Unbosoming

Peter Barham

  • Madness at Home: The Psychiatrist, the Patient and the Family in England 1820-60 by Akihito Suzuki
    California, 260 pp, £32.50, March 2006, ISBN 0 520 24580 6

In February 1823, readers of the Times were treated to a detailed account of the goings-on in the home of the third Earl of Portsmouth and his wife of ten years, Mary Anne Hanson. She had for some time been having an affair with William Rowland Alder, a lawyer. The pair abused and mocked Lord Portsmouth, both physically and mentally, even making him a spectator to their fornication. These details came to light through a legal instrument known as a ‘commission in lunacy’, whose roots go back to the 14th century, but which became prominent in the 19th, before fading away after the First World War. It was used mainly by wealthy families intent on demonstrating that one of their members was incapable of managing his affairs. Women, too, were sometimes subjected to commissions in lunacy, but less often, since married women were not held to have property rights that anyone might wish to divest them of. In the Lord Portsmouth case, the purpose was to prove that he had been incapable of managing his own affairs at the time he married Mary Anne, and that the marriage should therefore be dissolved. The story of his having been forced to witness the debauchery was invoked by counsel to show that only a madman could have failed to understand what was taking place in his family home.

Historians of insanity in the 19th century have tended to focus on the rise of the asylum, and there has been less work on the relations between families, doctors and patients. Akihito Suzuki explores the domestic side of the social history of madness, seeing it from the viewpoint of contemporary upper-class families. This is not to say that he forsakes the public realm for the private; rather, he examines the ways in which the two spheres interacted: the family’s dealings with doctors, public authorities and the crowd on the street. Commissions of lunacy were sometimes held in taverns or coffee houses, and were often well attended by the public and extensively reported in the press.

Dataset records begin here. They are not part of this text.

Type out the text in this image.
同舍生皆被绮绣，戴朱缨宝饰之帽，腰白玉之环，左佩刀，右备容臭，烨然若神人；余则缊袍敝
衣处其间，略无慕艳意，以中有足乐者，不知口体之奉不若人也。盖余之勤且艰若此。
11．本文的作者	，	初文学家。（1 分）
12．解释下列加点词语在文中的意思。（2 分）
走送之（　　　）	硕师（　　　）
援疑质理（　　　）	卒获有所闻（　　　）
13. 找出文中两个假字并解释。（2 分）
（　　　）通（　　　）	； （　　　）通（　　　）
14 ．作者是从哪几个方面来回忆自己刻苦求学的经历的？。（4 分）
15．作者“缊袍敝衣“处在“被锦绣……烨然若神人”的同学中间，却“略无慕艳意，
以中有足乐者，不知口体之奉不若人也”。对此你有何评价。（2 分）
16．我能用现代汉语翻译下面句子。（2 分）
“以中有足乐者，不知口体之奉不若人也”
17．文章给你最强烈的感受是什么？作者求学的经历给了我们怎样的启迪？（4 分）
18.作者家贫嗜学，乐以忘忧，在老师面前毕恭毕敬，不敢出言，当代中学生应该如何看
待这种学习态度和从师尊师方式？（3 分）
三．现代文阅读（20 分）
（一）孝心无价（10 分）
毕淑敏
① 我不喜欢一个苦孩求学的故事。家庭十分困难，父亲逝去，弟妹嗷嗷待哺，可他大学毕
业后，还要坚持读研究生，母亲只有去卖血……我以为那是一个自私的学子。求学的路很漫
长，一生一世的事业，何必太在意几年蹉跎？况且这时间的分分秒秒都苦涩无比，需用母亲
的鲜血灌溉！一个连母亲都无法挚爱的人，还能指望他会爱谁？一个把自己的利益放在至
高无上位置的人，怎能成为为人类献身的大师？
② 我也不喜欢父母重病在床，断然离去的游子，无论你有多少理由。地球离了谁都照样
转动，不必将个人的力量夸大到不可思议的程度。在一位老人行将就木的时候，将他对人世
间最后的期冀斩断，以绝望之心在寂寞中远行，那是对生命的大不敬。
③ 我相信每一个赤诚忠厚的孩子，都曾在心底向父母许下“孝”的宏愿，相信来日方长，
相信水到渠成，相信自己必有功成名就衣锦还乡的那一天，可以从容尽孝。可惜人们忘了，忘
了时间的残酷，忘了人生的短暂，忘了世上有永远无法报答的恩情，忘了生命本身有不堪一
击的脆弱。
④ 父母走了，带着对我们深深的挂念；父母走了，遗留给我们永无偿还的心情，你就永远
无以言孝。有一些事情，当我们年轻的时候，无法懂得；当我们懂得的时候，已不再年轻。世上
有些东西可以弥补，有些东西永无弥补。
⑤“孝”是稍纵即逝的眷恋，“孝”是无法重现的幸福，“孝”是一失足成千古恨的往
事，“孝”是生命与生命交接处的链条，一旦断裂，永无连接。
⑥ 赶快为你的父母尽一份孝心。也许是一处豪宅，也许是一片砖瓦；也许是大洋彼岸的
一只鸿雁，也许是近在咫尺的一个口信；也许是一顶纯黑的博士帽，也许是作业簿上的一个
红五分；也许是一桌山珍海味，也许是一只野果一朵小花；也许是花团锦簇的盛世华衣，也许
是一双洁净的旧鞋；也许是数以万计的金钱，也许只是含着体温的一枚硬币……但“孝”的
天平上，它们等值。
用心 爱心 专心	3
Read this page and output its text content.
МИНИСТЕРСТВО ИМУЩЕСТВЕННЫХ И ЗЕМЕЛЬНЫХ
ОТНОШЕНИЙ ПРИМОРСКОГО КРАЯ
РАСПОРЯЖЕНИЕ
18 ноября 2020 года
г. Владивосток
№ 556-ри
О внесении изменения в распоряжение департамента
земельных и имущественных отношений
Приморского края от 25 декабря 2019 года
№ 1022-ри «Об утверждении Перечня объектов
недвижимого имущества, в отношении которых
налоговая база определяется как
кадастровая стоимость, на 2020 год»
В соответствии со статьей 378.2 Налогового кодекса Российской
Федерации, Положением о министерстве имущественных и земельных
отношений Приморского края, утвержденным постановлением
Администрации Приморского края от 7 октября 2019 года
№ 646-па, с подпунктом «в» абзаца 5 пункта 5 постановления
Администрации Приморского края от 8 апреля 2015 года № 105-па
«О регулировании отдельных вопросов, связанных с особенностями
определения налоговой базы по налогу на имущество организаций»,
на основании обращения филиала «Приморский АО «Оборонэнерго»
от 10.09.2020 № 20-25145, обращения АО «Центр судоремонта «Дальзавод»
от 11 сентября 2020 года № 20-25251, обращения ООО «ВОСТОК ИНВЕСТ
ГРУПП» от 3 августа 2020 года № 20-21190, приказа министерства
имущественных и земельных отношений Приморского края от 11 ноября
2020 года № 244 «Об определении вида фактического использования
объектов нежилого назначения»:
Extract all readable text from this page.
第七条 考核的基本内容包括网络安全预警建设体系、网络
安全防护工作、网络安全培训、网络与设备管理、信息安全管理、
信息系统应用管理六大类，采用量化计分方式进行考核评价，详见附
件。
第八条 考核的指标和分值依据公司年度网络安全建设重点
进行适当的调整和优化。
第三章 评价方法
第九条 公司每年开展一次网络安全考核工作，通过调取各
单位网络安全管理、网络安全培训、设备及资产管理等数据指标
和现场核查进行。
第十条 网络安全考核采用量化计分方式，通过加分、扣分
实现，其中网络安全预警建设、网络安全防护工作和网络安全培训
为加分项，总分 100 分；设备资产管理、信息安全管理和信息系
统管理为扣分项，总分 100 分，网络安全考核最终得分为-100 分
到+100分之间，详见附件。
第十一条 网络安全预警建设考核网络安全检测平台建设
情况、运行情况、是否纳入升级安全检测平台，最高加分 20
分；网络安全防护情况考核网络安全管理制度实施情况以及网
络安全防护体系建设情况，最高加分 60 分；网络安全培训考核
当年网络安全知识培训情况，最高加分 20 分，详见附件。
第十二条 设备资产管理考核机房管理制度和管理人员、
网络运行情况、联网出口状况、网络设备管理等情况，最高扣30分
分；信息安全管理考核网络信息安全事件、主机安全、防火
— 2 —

Around a dozen of them became major news stories and it was not unknown for the Times to devote an entire issue to a case. Though the commission potentially offered a means to reassert control over family property, it also involved washing dirty linen in public, with the attendant risk that the alleged lunatic might find allies and supporters: it was not unknown for the crowd to intervene in an attempt to frustrate the family’s efforts.

This was a time when domestic virtues – the maintenance of patriarchal authority, but also the affection displayed between husband and wife – were the touchstone by which individuals were judged for their fitness to serve in public life, as demonstrated by the widespread popular agitation in support of Queen Caroline. Public morality was being made to depend on private integrity, and so the private sphere was becoming an object of increased interest and scrutiny. Lord Portsmouth’s mental health was in question because he had undermined the patriarchal foundations of sanity, but also because he was a party in a loveless marriage.